The Perils of Screen Strain

By DUX Design, AB  •  June 5, 2014

Let’s face it — we’ve never met a screen we didn’t like. From our desktop computers and laptops, to our pads, tablets and phones, we’ve got our eyes trained on a screen from the moment we get up and check our emails to late at night when we read ourselves to sleep, bathed in the blue light of our e-readers. Disregarding the social ramifications of living in a society where people are more likely to interact with electronic devices than one another, the damage we’re doing to our eyes, necks and backs is intensifying daily. “The head-down position that we assume while looking at phones, tablets and laptops strains the muscles in the neck, and the pain can extend all the way down your spine to your lower back,” explains chiropractor Tim Hutchful. “This is especially bad for you if you are using them for hours on end because your body will eventually start to assume a hunched position.” As the adoption rate of mobile technologies as the devices of choice in the workplace continues to increase, neck and back pain due to “screen hunch” is replacing tunnel carpal syndrome as the most common office-related injury.

 

Woman reading on a mobile device

 

But the damage we do extends well past office hours. According to a study published in the Journal of Neuroscience, being exposed to blue wavelength lights — the kind emitted by computers, tablets, and smartphones — can interfere with sleep patterns. “If you use tablet or a laptop close to bedtime the light it emits can be sufficiently stimulating to the brain to make it more awake and delay your ability to sleep,” says Phyllis Zee, a neuroscience professor at Northwestern University and director of the school’s Center for Sleep & Circadian Biology. When receptors in our eyes are hit with bright light for an extended period of time, they send a message to the brain instructing it to say awake.
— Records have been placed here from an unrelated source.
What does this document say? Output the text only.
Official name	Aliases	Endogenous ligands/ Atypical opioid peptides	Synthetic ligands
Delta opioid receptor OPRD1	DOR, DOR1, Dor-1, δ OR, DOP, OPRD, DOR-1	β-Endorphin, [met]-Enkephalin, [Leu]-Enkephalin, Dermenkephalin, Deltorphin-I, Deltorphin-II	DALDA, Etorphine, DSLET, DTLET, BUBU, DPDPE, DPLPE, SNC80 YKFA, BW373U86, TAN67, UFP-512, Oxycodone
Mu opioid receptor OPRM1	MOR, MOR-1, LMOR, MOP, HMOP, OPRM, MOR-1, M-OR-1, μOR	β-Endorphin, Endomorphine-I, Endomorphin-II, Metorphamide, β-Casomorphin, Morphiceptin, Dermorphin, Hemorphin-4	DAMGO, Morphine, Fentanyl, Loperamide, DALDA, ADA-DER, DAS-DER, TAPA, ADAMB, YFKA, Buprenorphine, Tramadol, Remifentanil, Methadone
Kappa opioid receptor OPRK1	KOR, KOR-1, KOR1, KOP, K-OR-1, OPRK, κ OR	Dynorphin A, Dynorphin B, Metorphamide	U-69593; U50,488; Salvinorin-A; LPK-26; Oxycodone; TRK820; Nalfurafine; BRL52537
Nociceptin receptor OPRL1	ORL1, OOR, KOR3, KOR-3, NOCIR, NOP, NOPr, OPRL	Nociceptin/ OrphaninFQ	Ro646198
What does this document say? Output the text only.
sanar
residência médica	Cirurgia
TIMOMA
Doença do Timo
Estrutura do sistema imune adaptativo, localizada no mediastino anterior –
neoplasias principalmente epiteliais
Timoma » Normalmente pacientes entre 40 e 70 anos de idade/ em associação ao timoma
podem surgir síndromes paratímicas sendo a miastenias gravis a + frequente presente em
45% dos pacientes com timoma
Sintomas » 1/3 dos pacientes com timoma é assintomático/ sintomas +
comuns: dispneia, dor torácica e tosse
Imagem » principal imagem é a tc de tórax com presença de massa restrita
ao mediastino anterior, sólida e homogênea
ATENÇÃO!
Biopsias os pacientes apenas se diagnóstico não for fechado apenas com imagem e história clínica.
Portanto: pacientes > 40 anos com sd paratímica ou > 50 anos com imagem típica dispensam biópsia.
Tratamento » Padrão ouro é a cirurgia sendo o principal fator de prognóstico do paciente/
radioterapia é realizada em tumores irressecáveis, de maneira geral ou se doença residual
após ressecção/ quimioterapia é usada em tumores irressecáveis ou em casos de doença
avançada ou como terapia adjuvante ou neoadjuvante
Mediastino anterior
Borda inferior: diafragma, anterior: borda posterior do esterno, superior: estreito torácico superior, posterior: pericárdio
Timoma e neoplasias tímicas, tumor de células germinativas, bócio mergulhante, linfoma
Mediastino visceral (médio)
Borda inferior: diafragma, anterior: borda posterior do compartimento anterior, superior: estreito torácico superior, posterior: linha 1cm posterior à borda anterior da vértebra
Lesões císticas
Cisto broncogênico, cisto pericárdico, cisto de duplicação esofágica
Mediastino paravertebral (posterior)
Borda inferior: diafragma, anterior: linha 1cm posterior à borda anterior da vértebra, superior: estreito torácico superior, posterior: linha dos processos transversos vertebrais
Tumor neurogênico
The brain, in turn, stops secreting a hormone called melatonin, which induces sleepiness while helping to regulate our internal sleep clock. 

 

Woman in bed with tablet

 

Normally, our brains start giving us that hormonal sleep aid at about 9 or 10 p.m. But if bright lights are shining in our eyes, that may not happen as planned. To make matters worse, our eyes are particularly sensitive to blue light, which is common during the day, but is less so in the evening. The fact that computer screens and phones produce blue light can intensify the awakening effects, even if the light isn’t bright. Alas, technology got us into this mess, and now it might be getting us out. A free, downloadable program called F.lux will automatically adjust the hues on your computer screen to eliminate blues when the sun starts setting — and then replace them when it rises again.